Just remember, in most states, you’ll need to get your landlord’s permission before letting someone else move into the apartment.
6. Re-rent your rental home
Re-renting the rental home comes with less risk than subletting. Unlike subletting, which leaves you ultimately responsible for paying rent and the condition of the property, re-renting lets you out of the lease.
The process of re-renting your rental home will look different depending on your landlord. In some cases, the landlord will expect you to help them find a new tenant. In other cases, the landlord will find a new tenant entirely on their own. When a new tenant signs a new lease for the property, you can walk away from your lease with no strings attached.
Landlords tend to be more open to this arrangement because it gives them an opportunity to raise the rent. And from your perspective, helping the landlord find a new tenant might be worth it if you can get out of the lease.
Pros and Cons of Breaking a Lease To Buy a House
Every financial decision has advantages and disadvantages. Here’s what to consider when breaking a lease to buy a home.
Starting with the pros:
- It never hurts to ask. In the best-case situation, your landlord will happily agree to break the lease. With that, you might be able to walk away with no financial penalty.
- Move into your dream home. If you are ready to dive into homeownership, breaking your lease might be the final hurdle.
Now for the cons:
- Financial costs. In some cases, the landlord might require you to pay a significant fee to get out of the lease. This could impact your ability to keep up with the costs of your new home.
- Potential harm to future rental options. If you decide to rent again, a new landlord might want a reference from your old landlord. If you broke the lease, your old landlord might not provide a glowing recommendation.
Tips for Breaking a Lease To Buy a House
If you want to break your lease to buy a house, keep in mind these tips:
- Read the lease carefully. A clear understanding of the lease agreement can help you spot easy ways to get out of the lease, such as a homebuying clause or buyout option.
- Communicate with your landlord. Some landlords will help you get out of the lease. In some cases, the landlord might even have plans to renovate or sell the property, which could mean they’re eager to help you move forward with your homebuying plans.

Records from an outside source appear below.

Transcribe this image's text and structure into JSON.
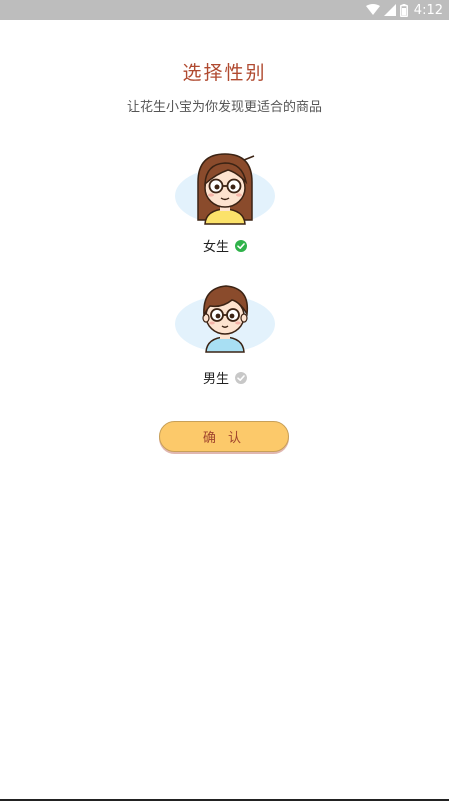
{
  "status_bar": {
    "time": "4:12",
    "icons": [
      "wifi-icon",
      "signal-icon",
      "battery-icon"
    ]
  },
  "header": {
    "title": "选择性别",
    "subtitle": "让花生小宝为你发现更适合的商品"
  },
  "options": [
    {
      "label": "女生",
      "selected": true,
      "avatar": "girl-avatar-icon"
    },
    {
      "label": "男生",
      "selected": false,
      "avatar": "boy-avatar-icon"
    }
  ],
  "confirm_button": {
    "label": "确 认"
  },
  "colors": {
    "title": "#b04a30",
    "button_fill": "#fcc96a",
    "check_selected": "#2fb24a",
    "check_unselected": "#c8c8c8",
    "avatar_bg": "#e3f2fc"
  }
}
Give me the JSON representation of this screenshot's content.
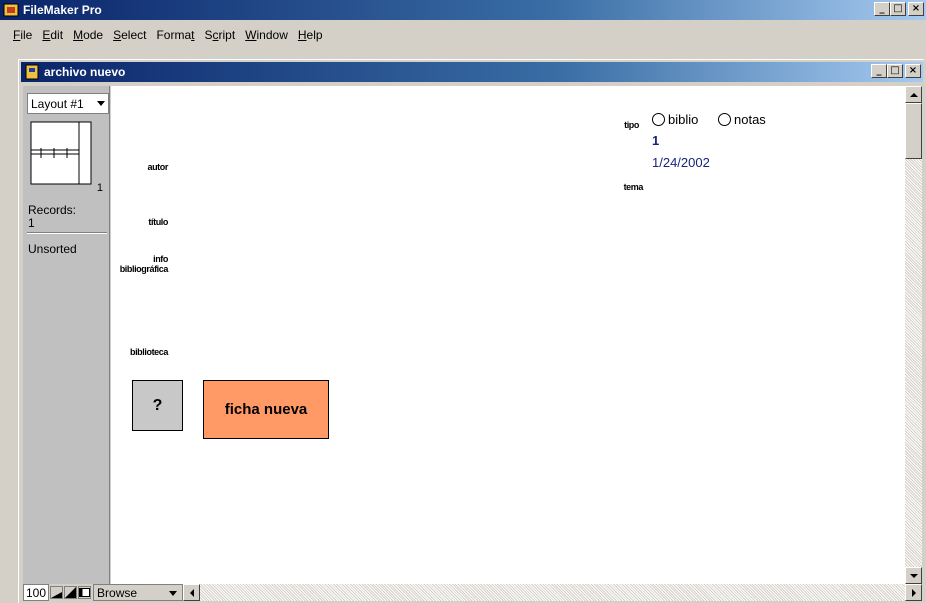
{
  "app": {
    "title": "FileMaker Pro",
    "window_buttons": {
      "minimize": "_",
      "maximize": "□",
      "close": "×"
    }
  },
  "menubar": {
    "items": [
      {
        "label": "File",
        "accel": "F",
        "rest": "ile"
      },
      {
        "label": "Edit",
        "accel": "E",
        "rest": "dit"
      },
      {
        "label": "Mode",
        "accel": "M",
        "rest": "ode"
      },
      {
        "label": "Select",
        "accel": "S",
        "rest": "elect"
      },
      {
        "label": "Format",
        "pre": "Forma",
        "accel": "t",
        "rest": ""
      },
      {
        "label": "Script",
        "pre": "S",
        "accel": "c",
        "rest": "ript"
      },
      {
        "label": "Window",
        "accel": "W",
        "rest": "indow"
      },
      {
        "label": "Help",
        "accel": "H",
        "rest": "elp"
      }
    ]
  },
  "document": {
    "title": "archivo nuevo"
  },
  "status_area": {
    "layout_label": "Layout #1",
    "book_page": "1",
    "records_label": "Records:",
    "records_count": "1",
    "sort_status": "Unsorted"
  },
  "layout": {
    "labels": {
      "autor": "autor",
      "titulo": "título",
      "info_line1": "info",
      "info_line2": "bibliográfica",
      "biblioteca": "biblioteca",
      "tipo": "tipo",
      "tema": "tema"
    },
    "tipo_options": [
      "biblio",
      "notas"
    ],
    "record_number": "1",
    "date": "1/24/2002",
    "help_button": "?",
    "new_record_button": "ficha nueva"
  },
  "bottom_bar": {
    "zoom": "100",
    "mode": "Browse"
  },
  "colors": {
    "titlebar_start": "#0a246a",
    "titlebar_end": "#a6caf0",
    "new_button": "#ff9966",
    "value_text": "#1a237e"
  }
}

- Get everything in writing. If you come to an oral agreement with your landlord about getting out of the lease, request it in writing as soon as possible.
- Keep documentation. Don’t lose any paperwork related to your lease. Keep all of your lease-related documents in an accessible location.

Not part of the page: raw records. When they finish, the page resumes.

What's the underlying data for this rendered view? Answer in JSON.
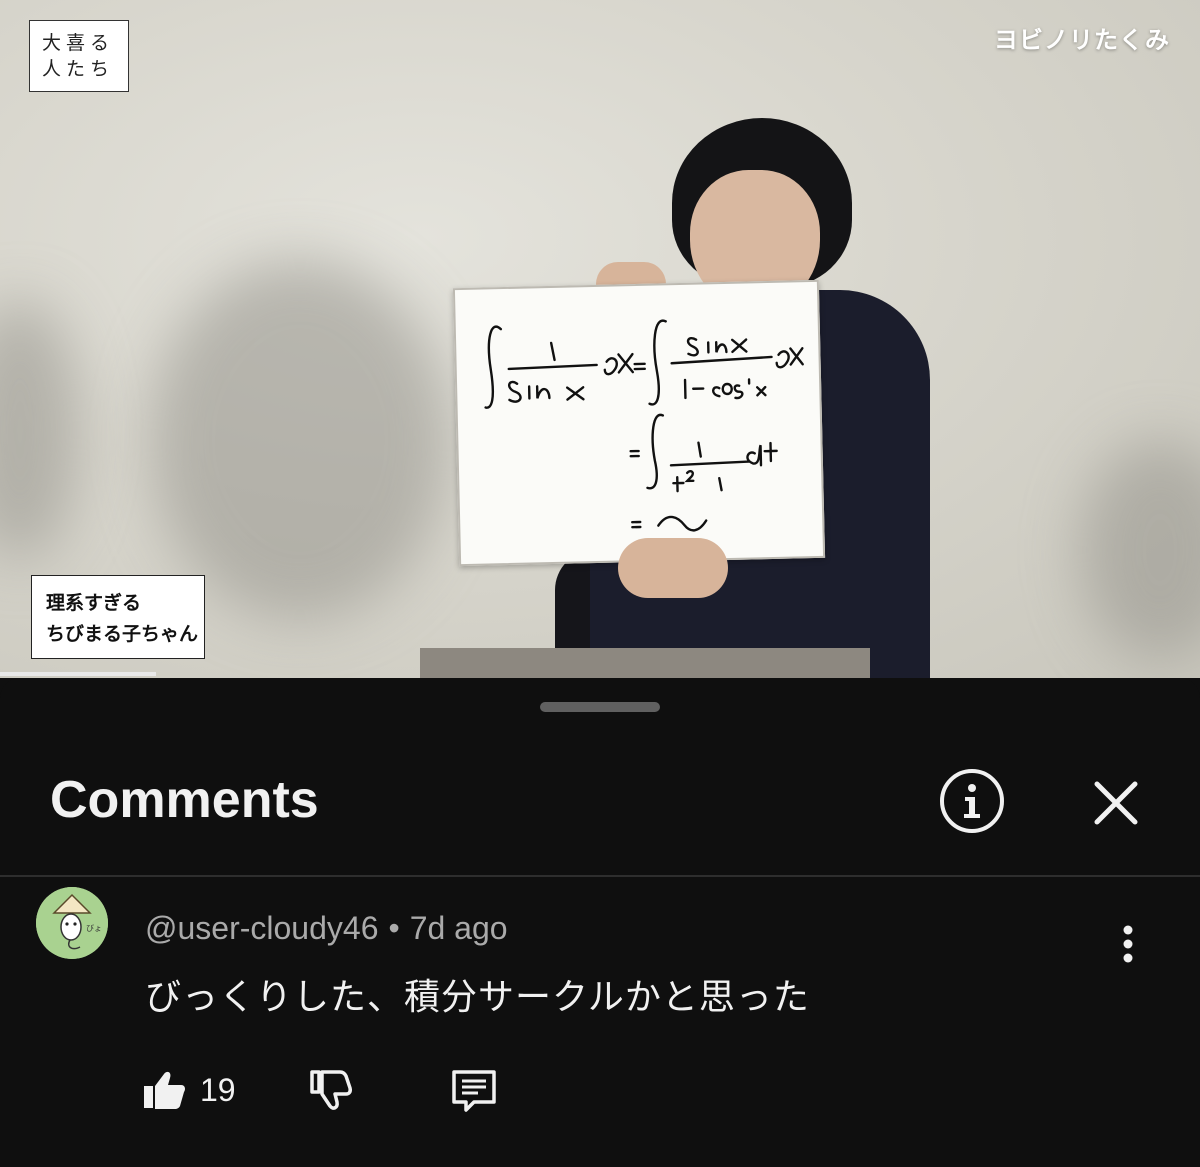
{
  "video": {
    "channel_watermark": "ヨビノリたくみ",
    "logo_line1": "大喜る",
    "logo_line2": "人たち",
    "caption_line1": "理系すぎる",
    "caption_line2": "ちびまる子ちゃん",
    "progress_fraction": 0.13
  },
  "comments_panel": {
    "title": "Comments",
    "info_icon": "info-icon",
    "close_icon": "close-icon",
    "comments": [
      {
        "author": "@user-cloudy46",
        "separator": "•",
        "time": "7d ago",
        "text": "びっくりした、積分サークルかと思った",
        "likes": "19",
        "menu_icon": "more-vert-icon",
        "like_icon": "thumbs-up-icon",
        "dislike_icon": "thumbs-down-icon",
        "reply_icon": "reply-icon"
      }
    ]
  }
}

- Enlist professional help. If you think that your landlord is breaking any rules, consider reaching out to a real estate lawyer for help. A competent professional should be able to help you sort through a potentially messy process.
FAQ: Breaking a Lease To Buy a House
Here are answers to some common questions about breaking a lease to buy a home.
If your lease has an early termination clause, you must provide your landlord with sufficient notice to break the lease. The notice must be given in writing. Be prepared to pay any early termination fees.
You may be able to break a lease in California without a penalty if you are a service member with a qualifying job move, if you are the victim of domestic violence, or if the unit violates health and safety codes.
Open and honest communication with your landlord might help you avoid any lease-break fees. Another option is to work with the landlord to find a new tenant to take over the lease.
The Bottom Line on Breaking a Lease To Buy a House
Breaking a lease to buy a house is an option. If you’re ready to move forward with a home purchase, you have options for getting out of your lease early. Although many of the options involve a financial cost, achieving homeownership might be worth it to you.